Few observers doubt, however, that Mr. Berri's decision was prompted by Syria, which has vociferously supported the ``uprising'' in the territories.
``Like all decisions to do with Amal, it was a Syrian decision, not a local one, and the main aim was to avoid further embarrassment for Syria,'' says a Palestine Liberation Organization official.
Some reports have suggested that the move may also have reflected progress in discreet reconciliation contacts between the PLO and Syria. The two have been bitterly at odds since 1983.
``It should open the way for progress in correcting PLO-Syrian relations, at least in Lebanon,'' a Palestinian source said.
But so far, the Palestinians are wary. Although they are theoretically free to venture out of the Beirut camps for the first time in nearly three years, few have done so. PLO loyalists in particular have stayed inside, doubting the intentions of the Syrian troops who now control access. The Palestinians are also fearful of possible revenge by Shiites.
Berri's moves appear to have broken a vicious circle of retaliation. Previous accords had snagged on his insistence that lifting the blockades must be linked to a simultaneous withdrawal by the Palestinians from villages east of Sidon. The Palestinians had seized the villages in November 1986 in response to Amal's siege, and refused to give them up until the blockades were lifted.
``The delay in the past was always because Berri was not serious,'' said one PLO official. ``If he is serious this time, he will be met by a serious response.''
On Jan. 20, Amal and its allies from the Shiite 6th Brigade of the Lebanese Army withdrew from around the Beirut camps of Shatila and Borj el Barajneh, handing their positions to Syrian military observers. Four days after that, similar steps were taken at Rashadiya. Although most of the actual fighting had died down when Syrian troops took some positions around the camps last April, Amal continued to impose restrictions on freedom of movement and the entry of goods.
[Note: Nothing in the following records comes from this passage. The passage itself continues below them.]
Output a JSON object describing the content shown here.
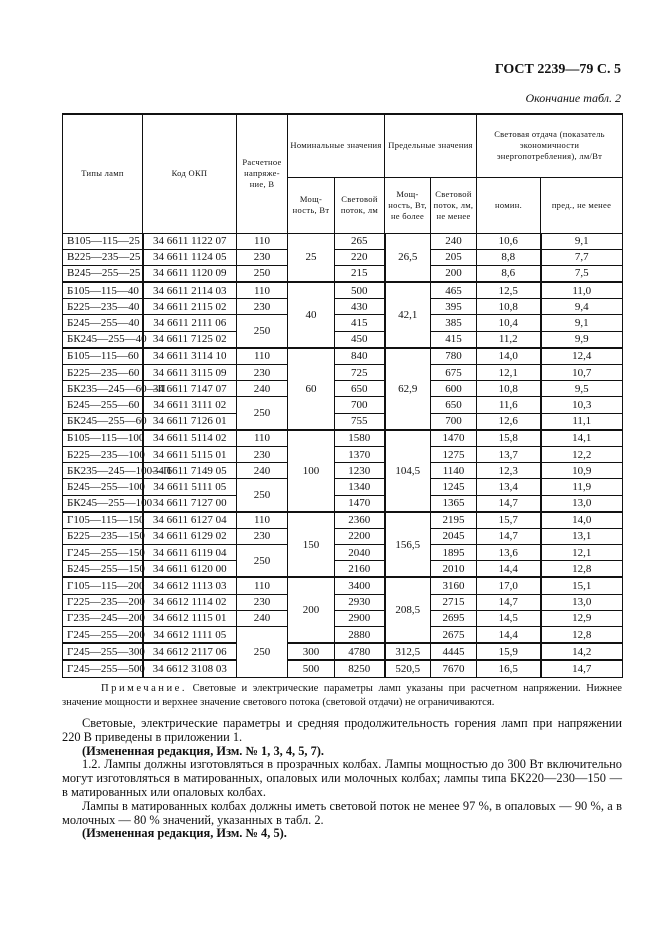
{
  "header": {
    "title": "ГОСТ 2239—79 С. 5",
    "continuation": "Окончание табл. 2"
  },
  "table": {
    "headers": {
      "type": "Типы ламп",
      "code": "Код ОКП",
      "voltage": "Расчетное напряже-ние, В",
      "nominal": "Номинальные значения",
      "limit": "Предельные значения",
      "efficacy": "Световая отдача (показатель экономичности энергопотребления), лм/Вт",
      "nom_power": "Мощ-ность, Вт",
      "nom_flux": "Световой поток, лм",
      "max_power": "Мощ-ность, Вт, не более",
      "min_flux": "Световой поток, лм, не менее",
      "eff_nom": "номин.",
      "eff_min": "пред., не менее"
    },
    "rows": [
      [
        "В105—115—25",
        "34 6611 1122 07",
        "110",
        "25",
        "265",
        "26,5",
        "240",
        "10,6",
        "9,1"
      ],
      [
        "В225—235—25",
        "34 6611 1124 05",
        "230",
        "25",
        "220",
        "26,5",
        "205",
        "8,8",
        "7,7"
      ],
      [
        "В245—255—25",
        "34 6611 1120 09",
        "250",
        "25",
        "215",
        "26,5",
        "200",
        "8,6",
        "7,5"
      ],
      [
        "Б105—115—40",
        "34 6611 2114 03",
        "110",
        "40",
        "500",
        "42,1",
        "465",
        "12,5",
        "11,0"
      ],
      [
        "Б225—235—40",
        "34 6611 2115 02",
        "230",
        "40",
        "430",
        "42,1",
        "395",
        "10,8",
        "9,4"
      ],
      [
        "Б245—255—40",
        "34 6611 2111 06",
        "250",
        "40",
        "415",
        "42,1",
        "385",
        "10,4",
        "9,1"
      ],
      [
        "БК245—255—40",
        "34 6611 7125 02",
        "250",
        "40",
        "450",
        "42,1",
        "415",
        "11,2",
        "9,9"
      ],
      [
        "Б105—115—60",
        "34 6611 3114 10",
        "110",
        "60",
        "840",
        "62,9",
        "780",
        "14,0",
        "12,4"
      ],
      [
        "Б225—235—60",
        "34 6611 3115 09",
        "230",
        "60",
        "725",
        "62,9",
        "675",
        "12,1",
        "10,7"
      ],
      [
        "БК235—245—60—П",
        "34 6611 7147 07",
        "240",
        "60",
        "650",
        "62,9",
        "600",
        "10,8",
        "9,5"
      ],
      [
        "Б245—255—60",
        "34 6611 3111 02",
        "250",
        "60",
        "700",
        "62,9",
        "650",
        "11,6",
        "10,3"
      ],
      [
        "БК245—255—60",
        "34 6611 7126 01",
        "250",
        "60",
        "755",
        "62,9",
        "700",
        "12,6",
        "11,1"
      ],
      [
        "Б105—115—100",
        "34 6611 5114 02",
        "110",
        "100",
        "1580",
        "104,5",
        "1470",
        "15,8",
        "14,1"
      ],
      [
        "Б225—235—100",
        "34 6611 5115 01",
        "230",
        "100",
        "1370",
        "104,5",
        "1275",
        "13,7",
        "12,2"
      ],
      [
        "БК235—245—100—П",
        "34 6611 7149 05",
        "240",
        "100",
        "1230",
        "104,5",
        "1140",
        "12,3",
        "10,9"
      ],
      [
        "Б245—255—100",
        "34 6611 5111 05",
        "250",
        "100",
        "1340",
        "104,5",
        "1245",
        "13,4",
        "11,9"
      ],
      [
        "БК245—255—100",
        "34 6611 7127 00",
        "250",
        "100",
        "1470",
        "104,5",
        "1365",
        "14,7",
        "13,0"
      ],
      [
        "Г105—115—150",
        "34 6611 6127 04",
        "110",
        "150",
        "2360",
        "156,5",
        "2195",
        "15,7",
        "14,0"
      ],
      [
        "Б225—235—150",
        "34 6611 6129 02",
        "230",
        "150",
        "2200",
        "156,5",
        "2045",
        "14,7",
        "13,1"
      ],
      [
        "Г245—255—150",
        "34 6611 6119 04",
        "250",
        "150",
        "2040",
        "156,5",
        "1895",
        "13,6",
        "12,1"
      ],
      [
        "Б245—255—150",
        "34 6611 6120 00",
        "250",
        "150",
        "2160",
        "156,5",
        "2010",
        "14,4",
        "12,8"
      ],
      [
        "Г105—115—200",
        "34 6612 1113 03",
        "110",
        "200",
        "3400",
        "208,5",
        "3160",
        "17,0",
        "15,1"
      ],
      [
        "Г225—235—200",
        "34 6612 1114 02",
        "230",
        "200",
        "2930",
        "208,5",
        "2715",
        "14,7",
        "13,0"
      ],
      [
        "Г235—245—200",
        "34 6612 1115 01",
        "240",
        "200",
        "2900",
        "208,5",
        "2695",
        "14,5",
        "12,9"
      ],
      [
        "Г245—255—200",
        "34 6612 1111 05",
        "250",
        "200",
        "2880",
        "208,5",
        "2675",
        "14,4",
        "12,8"
      ],
      [
        "Г245—255—300",
        "34 6612 2117 06",
        "250",
        "300",
        "4780",
        "312,5",
        "4445",
        "15,9",
        "14,2"
      ],
      [
        "Г245—255—500",
        "34 6612 3108 03",
        "250",
        "500",
        "8250",
        "520,5",
        "7670",
        "16,5",
        "14,7"
      ]
    ]
  },
  "note": {
    "label": "Примечание.",
    "text": "Световые и электрические параметры ламп указаны при расчетном напряжении. Нижнее значение мощности и верхнее значение светового потока (световой отдачи) не ограничиваются."
  },
  "body": {
    "p1": "Световые, электрические параметры и средняя продолжительность горения ламп при напряжении 220 В приведены в приложении 1.",
    "p1_amend": "(Измененная редакция, Изм. № 1, 3, 4, 5, 7).",
    "p2": "1.2. Лампы должны изготовляться в прозрачных колбах. Лампы мощностью до 300 Вт включительно могут изготовляться в матированных, опаловых или молочных колбах; лампы типа БК220—230—150 — в матированных или опаловых колбах.",
    "p3": "Лампы в матированных колбах должны иметь световой поток не менее 97 %, в опаловых — 90 %, а в молочных — 80 % значений, указанных в табл. 2.",
    "p3_amend": "(Измененная редакция, Изм. № 4, 5)."
  }
}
While women and children were allowed to go out to buy food and carry it back in, men were confined to the camps. No building materials were allowed in to begin repairs on the shattered camp dwellings. Now, committees are being set up to supervise reconstruction. But only once it is well under way, is confidence expected to rise among the thousands of residents.
Although the Palestinians' expansion out of the camps further south near Sidon had given them an extended power base in the area, observers say they will have little choice but to pull back to the camps now that Amal has lifted the blockades.
A number of meetings to that end have already been held by Palestinian and Amal officials and local Sidon leaders. On Sunday, Palestinian guerrillas cleared their checkpoints from the main road running through the contested area. But Amal has made it clear that a complete withdrawal is required.